# How do you find the zeros of  x^3 - 7x + 6 = 0?

Jun 14, 2016

${x}^{3} - 7 x + 6 = \left(x - 1\right) \left(x - 2\right) \left(x + 3\right)$

#### Explanation:

We use the property that if $\alpha$ is zero of $f \left(x\right)$ i.e. $f \left(\alpha\right) = 0$, then $\left(x - \alpha\right)$ is a factor of $f \left(x\right)$.

As here $f \left(x\right) = {x}^{3} - 7 x + 6$ and $f \left(1\right) = {1}^{3} - 7 \cdot 1 + 6 = 1 - 7 + 6 = 0$

$\left(x - 1\right)$ is a factor of ${x}^{3} - 7 x + 6$.

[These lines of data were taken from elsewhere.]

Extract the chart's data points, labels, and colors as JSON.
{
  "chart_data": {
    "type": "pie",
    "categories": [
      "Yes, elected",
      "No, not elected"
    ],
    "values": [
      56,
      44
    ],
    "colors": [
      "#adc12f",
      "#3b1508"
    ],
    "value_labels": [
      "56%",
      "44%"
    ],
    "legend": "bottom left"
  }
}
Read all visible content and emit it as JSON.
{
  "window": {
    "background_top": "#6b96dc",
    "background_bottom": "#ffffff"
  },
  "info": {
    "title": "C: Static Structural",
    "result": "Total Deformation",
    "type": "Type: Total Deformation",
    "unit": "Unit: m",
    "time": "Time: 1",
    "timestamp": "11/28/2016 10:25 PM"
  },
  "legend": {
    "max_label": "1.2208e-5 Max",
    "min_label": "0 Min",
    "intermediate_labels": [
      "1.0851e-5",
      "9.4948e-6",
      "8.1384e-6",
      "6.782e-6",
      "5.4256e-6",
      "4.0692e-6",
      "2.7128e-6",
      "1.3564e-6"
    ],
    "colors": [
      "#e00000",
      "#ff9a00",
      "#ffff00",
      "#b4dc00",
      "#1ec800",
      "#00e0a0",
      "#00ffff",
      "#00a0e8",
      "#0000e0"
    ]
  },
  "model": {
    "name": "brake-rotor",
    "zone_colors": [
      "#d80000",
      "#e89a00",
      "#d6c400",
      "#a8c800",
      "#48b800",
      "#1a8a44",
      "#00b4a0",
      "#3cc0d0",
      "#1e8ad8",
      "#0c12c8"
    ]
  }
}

Now dividing ${x}^{3} - 7 x + 6$ by $\left(x - 1\right)$, we get

${x}^{2} + x - 6$, whose discriminant is ${1}^{2} - 4 \cdot 1 \cdot \left(- 6\right) = 25 = {5}^{2}$, hence factors can be found by splitting middle term. Hence,

${x}^{2} + x - 6 = {x}^{2} + 3 x - 2 x - 6 = x \left(x + 3\right) - 2 \left(x + 3\right) = \left(x - 2\right) \left(x + 3\right)$

Hence, ${x}^{3} - 7 x + 6 = \left(x - 1\right) \left(x - 2\right) \left(x + 3\right)$